Saturday, June 17, 2017

The I-Files. Yes, been watching Mulder and Scully WAY TOO MUCH!

      I don't know about you, but when I get a really good idea...I like to write it down somewhere. Sometimes I don't have anywhere to write it on, so I grab what is handy.   I pull a napkin or a receipt from my favorite coffee shop or bookstore (those are longer and wider typically).  I even tell folks to use their phones notepad/evernote/fill in the blank app.  Some even have voice recorders, or you can get the old fashioned kind and buy a small tape recorder (voice recorder, I have 2, but darn it, I can't find them to save my life!).

So what I do, is to take the idea down with whatever is at hand.
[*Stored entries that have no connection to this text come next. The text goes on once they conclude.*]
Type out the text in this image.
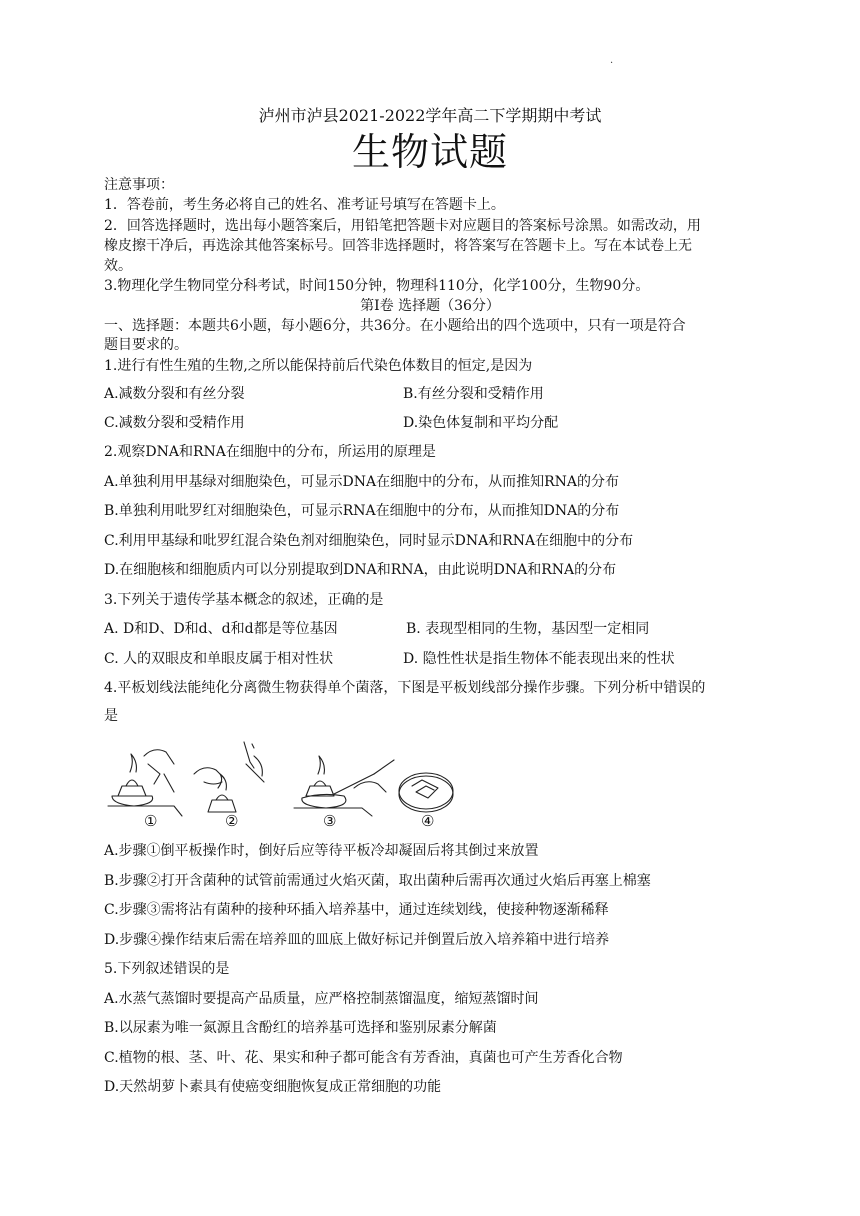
·
泸州市泸县2021-2022学年高二下学期期中考试
生物试题
注意事项：
1．答卷前，考生务必将自己的姓名、准考证号填写在答题卡上。
2．回答选择题时，选出每小题答案后，用铅笔把答题卡对应题目的答案标号涂黑。如需改动，用
橡皮擦干净后，再选涂其他答案标号。回答非选择题时，将答案写在答题卡上。写在本试卷上无
效。
3.物理化学生物同堂分科考试，时间150分钟，物理科110分，化学100分，生物90分。
第Ⅰ卷 选择题（36分）
一、选择题：本题共6小题，每小题6分，共36分。在小题给出的四个选项中，只有一项是符合
题目要求的。
1.进行有性生殖的生物,之所以能保持前后代染色体数目的恒定,是因为
A.减数分裂和有丝分裂	B.有丝分裂和受精作用
C.减数分裂和受精作用	D.染色体复制和平均分配
2.观察DNA和RNA在细胞中的分布，所运用的原理是
A.单独利用甲基绿对细胞染色，可显示DNA在细胞中的分布，从而推知RNA的分布
B.单独利用吡罗红对细胞染色，可显示RNA在细胞中的分布，从而推知DNA的分布
C.利用甲基绿和吡罗红混合染色剂对细胞染色，同时显示DNA和RNA在细胞中的分布
D.在细胞核和细胞质内可以分别提取到DNA和RNA，由此说明DNA和RNA的分布
3.下列关于遗传学基本概念的叙述，正确的是
A. D和D、D和d、d和d都是等位基因	B. 表现型相同的生物，基因型一定相同
C. 人的双眼皮和单眼皮属于相对性状	D. 隐性性状是指生物体不能表现出来的性状
4.平板划线法能纯化分离微生物获得单个菌落，下图是平板划线部分操作步骤。下列分析中错误的
是
①	②	③	④
A.步骤①倒平板操作时，倒好后应等待平板冷却凝固后将其倒过来放置
B.步骤②打开含菌种的试管前需通过火焰灭菌，取出菌种后需再次通过火焰后再塞上棉塞
C.步骤③需将沾有菌种的接种环插入培养基中，通过连续划线，使接种物逐渐稀释
D.步骤④操作结束后需在培养皿的皿底上做好标记并倒置后放入培养箱中进行培养
5.下列叙述错误的是
A.水蒸气蒸馏时要提高产品质量，应严格控制蒸馏温度，缩短蒸馏时间
B.以尿素为唯一氮源且含酚红的培养基可选择和鉴别尿素分解菌
C.植物的根、茎、叶、花、果实和种子都可能含有芳香油，真菌也可产生芳香化合物
D.天然胡萝卜素具有使癌变细胞恢复成正常细胞的功能
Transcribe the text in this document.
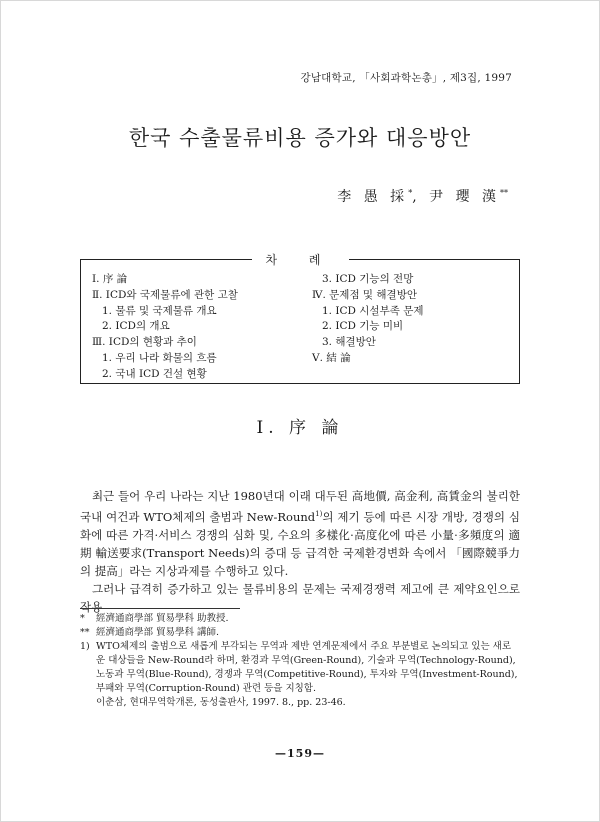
강남대학교, 「사회과학논총」, 제3집, 1997
한국 수출물류비용 증가와 대응방안
李 愚 採*, 尹 瓔 漢**
차 례
Ⅰ. 序 論
Ⅱ. ICD와 국제물류에 관한 고찰
1. 물류 및 국제물류 개요
2. ICD의 개요
Ⅲ. ICD의 현황과 추이
1. 우리 나라 화물의 흐름
2. 국내 ICD 건설 현황
3. ICD 기능의 전망
Ⅳ. 문제점 및 해결방안
1. ICD 시설부족 문제
2. ICD 기능 미비
3. 해결방안
Ⅴ. 結 論
Ⅰ. 序 論

최근 들어 우리 나라는 지난 1980년대 이래 대두된 高地價, 高金利, 高賃金의 불리한 국내 여건과 WTO체제의 출범과 New-Round$^{1)}$의 제기 등에 따른 시장 개방, 경쟁의 심화에 따른 가격·서비스 경쟁의 심화 및, 수요의 多樣化·高度化에 따른 小量·多頻度의 適期 輸送要求(Transport Needs)의 증대 등 급격한 국제환경변화 속에서 「國際競爭力의 提高」라는 지상과제를 수행하고 있다.

그러나 급격히 증가하고 있는 물류비용의 문제는 국제경쟁력 제고에 큰 제약요인으로 작용

*	經濟通商學部 貿易學科 助教授.
** 經濟通商學部 貿易學科 講師.
1) WTO체제의 출범으로 새롭게 부각되는 무역과 제반 연계문제에서 주요 부분별로 논의되고 있는 새로운 대상들을 New-Round라 하며, 환경과 무역(Green-Round), 기술과 무역(Technology-Round), 노동과 무역(Blue-Round), 경쟁과 무역(Competitive-Round), 투자와 무역(Investment-Round), 부패와 무역(Corruption-Round) 관련 등을 지칭함.
이춘삼, 현대무역학개론, 동성출판사, 1997. 8., pp. 23-46.
—159—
I write it down; the place, date and time down to...even what spurned the idea (as the action that created the idea might make it's way into its story).   I may make further notes (brainstorming), if that comes.  If it doesn't then it will be kept and worked into another story later, or might tie in nicely to another WIP (Work in Progress.)

Once I get it down on paper, or on the recording device (and assuming that I didn't lose those either) then it is time to move it over to my I-Files.  I actually call mine "Shiny New Ideas," and it's a spreadsheet in Google Drive.   That way I can get them anywhere, and on any device I choose.    It looks something like this.
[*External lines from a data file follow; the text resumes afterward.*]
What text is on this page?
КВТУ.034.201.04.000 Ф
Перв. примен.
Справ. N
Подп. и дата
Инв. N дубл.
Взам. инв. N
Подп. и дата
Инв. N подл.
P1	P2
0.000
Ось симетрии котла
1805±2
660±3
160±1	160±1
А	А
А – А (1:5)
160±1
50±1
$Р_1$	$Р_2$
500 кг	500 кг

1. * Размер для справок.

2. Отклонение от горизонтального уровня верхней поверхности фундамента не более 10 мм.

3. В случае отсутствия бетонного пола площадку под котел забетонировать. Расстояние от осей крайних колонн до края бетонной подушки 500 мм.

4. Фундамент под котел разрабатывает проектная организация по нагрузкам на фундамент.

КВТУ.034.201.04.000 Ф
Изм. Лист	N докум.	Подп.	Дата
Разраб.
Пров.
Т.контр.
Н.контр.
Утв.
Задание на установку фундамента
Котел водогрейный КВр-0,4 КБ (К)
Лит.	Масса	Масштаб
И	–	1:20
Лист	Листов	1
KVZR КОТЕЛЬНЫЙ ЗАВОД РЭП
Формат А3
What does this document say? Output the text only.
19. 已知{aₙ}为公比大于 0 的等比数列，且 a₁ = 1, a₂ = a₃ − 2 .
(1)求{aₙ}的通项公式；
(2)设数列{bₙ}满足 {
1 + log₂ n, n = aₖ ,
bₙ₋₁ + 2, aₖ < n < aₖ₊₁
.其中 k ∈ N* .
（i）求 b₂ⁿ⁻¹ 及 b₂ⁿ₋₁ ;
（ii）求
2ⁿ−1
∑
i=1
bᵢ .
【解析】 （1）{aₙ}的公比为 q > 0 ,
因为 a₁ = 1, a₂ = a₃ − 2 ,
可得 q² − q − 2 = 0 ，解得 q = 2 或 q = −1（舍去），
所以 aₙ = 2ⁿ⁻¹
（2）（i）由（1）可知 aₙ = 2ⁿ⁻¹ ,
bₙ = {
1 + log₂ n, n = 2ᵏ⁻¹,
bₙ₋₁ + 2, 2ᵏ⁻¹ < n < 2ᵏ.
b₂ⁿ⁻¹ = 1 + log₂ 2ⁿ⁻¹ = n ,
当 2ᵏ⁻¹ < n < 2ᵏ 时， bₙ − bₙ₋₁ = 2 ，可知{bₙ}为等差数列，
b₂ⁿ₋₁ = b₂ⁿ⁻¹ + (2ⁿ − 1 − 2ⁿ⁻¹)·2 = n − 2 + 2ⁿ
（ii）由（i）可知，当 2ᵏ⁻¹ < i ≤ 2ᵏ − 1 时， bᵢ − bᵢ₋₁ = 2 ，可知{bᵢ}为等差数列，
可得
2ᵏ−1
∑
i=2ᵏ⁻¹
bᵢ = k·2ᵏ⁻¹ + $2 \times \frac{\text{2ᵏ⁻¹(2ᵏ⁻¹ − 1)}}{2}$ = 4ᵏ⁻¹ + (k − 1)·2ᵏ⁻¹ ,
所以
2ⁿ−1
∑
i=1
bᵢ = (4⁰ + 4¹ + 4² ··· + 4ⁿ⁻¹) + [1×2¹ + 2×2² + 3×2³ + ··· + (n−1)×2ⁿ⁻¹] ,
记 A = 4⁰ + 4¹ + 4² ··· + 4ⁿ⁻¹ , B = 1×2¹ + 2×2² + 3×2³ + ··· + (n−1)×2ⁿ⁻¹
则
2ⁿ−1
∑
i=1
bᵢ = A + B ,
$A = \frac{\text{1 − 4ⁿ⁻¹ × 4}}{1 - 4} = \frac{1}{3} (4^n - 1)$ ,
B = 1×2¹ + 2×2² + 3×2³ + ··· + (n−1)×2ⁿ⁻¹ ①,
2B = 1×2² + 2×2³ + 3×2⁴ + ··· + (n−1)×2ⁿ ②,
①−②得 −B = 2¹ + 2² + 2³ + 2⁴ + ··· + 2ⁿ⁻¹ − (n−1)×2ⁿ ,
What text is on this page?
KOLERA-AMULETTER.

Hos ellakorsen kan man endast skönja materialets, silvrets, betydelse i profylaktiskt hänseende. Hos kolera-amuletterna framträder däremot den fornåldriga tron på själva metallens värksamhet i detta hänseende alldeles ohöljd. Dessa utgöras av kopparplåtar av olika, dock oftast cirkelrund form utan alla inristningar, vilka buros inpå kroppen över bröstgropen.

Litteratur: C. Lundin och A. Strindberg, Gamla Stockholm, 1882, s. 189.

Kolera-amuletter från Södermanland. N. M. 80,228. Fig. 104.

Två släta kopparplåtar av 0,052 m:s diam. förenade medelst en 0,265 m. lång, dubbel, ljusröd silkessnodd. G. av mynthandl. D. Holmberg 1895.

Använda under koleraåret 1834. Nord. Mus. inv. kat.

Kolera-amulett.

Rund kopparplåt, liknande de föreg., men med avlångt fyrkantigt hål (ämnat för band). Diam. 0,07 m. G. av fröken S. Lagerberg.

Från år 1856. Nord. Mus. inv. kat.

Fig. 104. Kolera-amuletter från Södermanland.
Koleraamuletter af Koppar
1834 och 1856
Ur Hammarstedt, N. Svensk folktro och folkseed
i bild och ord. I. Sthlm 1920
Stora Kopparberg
IDEA                                                                      DATE:                                             SOURCE:

JOHN AND HARVEY FIND LOST DOG            03.22.77                       DOG WANDERING


If you want you can put more detail in those fields.   For instance;



  • Weather and setting
  • Anything else that strikes you about this.  
  • What they were wearing.   

Well, you get the idea.   There is also something said for being concise.  


You can put in fields to update what happens to the idea.  Because I so love bullet points...
  • The name of the WIP where the idea went.  
  • The characters who are involved with the event for the idea perhaps.
  • Deadline dates.  (more on those in a later blog).  

Another idea is to make a word document (under a flash drive), and/or folder on your computer/google docs.  If you also have Scrivener,  make a project to hold all your ideas (one project to rule them all, sorry/not sorry, had to be said.)  Each time you get a new idea add a new folder. You can put titles on the folders, and the dates that you thought up your idea, and can even put color  tabs on them (for instance, red for a WIP)...  none for not used yet.    The note cards in each folder, can be used to flesh those out, and there is also a way to see it as a text on a page at the same time.

     The idea project can be kept up in your system, and use it also to keep track of all of your WIP that way as well.  You could make a new project for ideas in a particular year, decade even.   Check out my NEW youtube channel (https://www.youtube.com/channel/UCO5ZGzQiOZ__tlnE5RhOiVQ)  for some helpful videos for Scrivener.  They can help a lot as Scrivener does take a bit of a learning curve.  DISCLAIMER:  The videos are not by me.


     Lastly, you could write them in a notebook binder, or a diary of some sort that you can carry in your purse or bookbag.  I did that for a long while, but getting time to sit down and transfer them to anything is a pain. Probably less so than jotting them down on a napkin or receipt, but still a pain. 

     Keeping track of your ideas is good on many levels; they can help create new WIP/novels, short stories.  They can also help with other works that you are doing, or can help create ideas in and of themselves.  However you record them, keeping track of your ideas is pretty crucial for a writer.   And if you say, "I'll remember it and write it down later."   Well you could do that if you have a fantastic memory...but I do not.  And even if I do remember, the flavor/nuances of the idea are lost, and the idea might not come out as good as in those first moments when they strike.  And you know what they say, "Strike when the iron is hot!"  There is no other place that this saying is more true, than writing.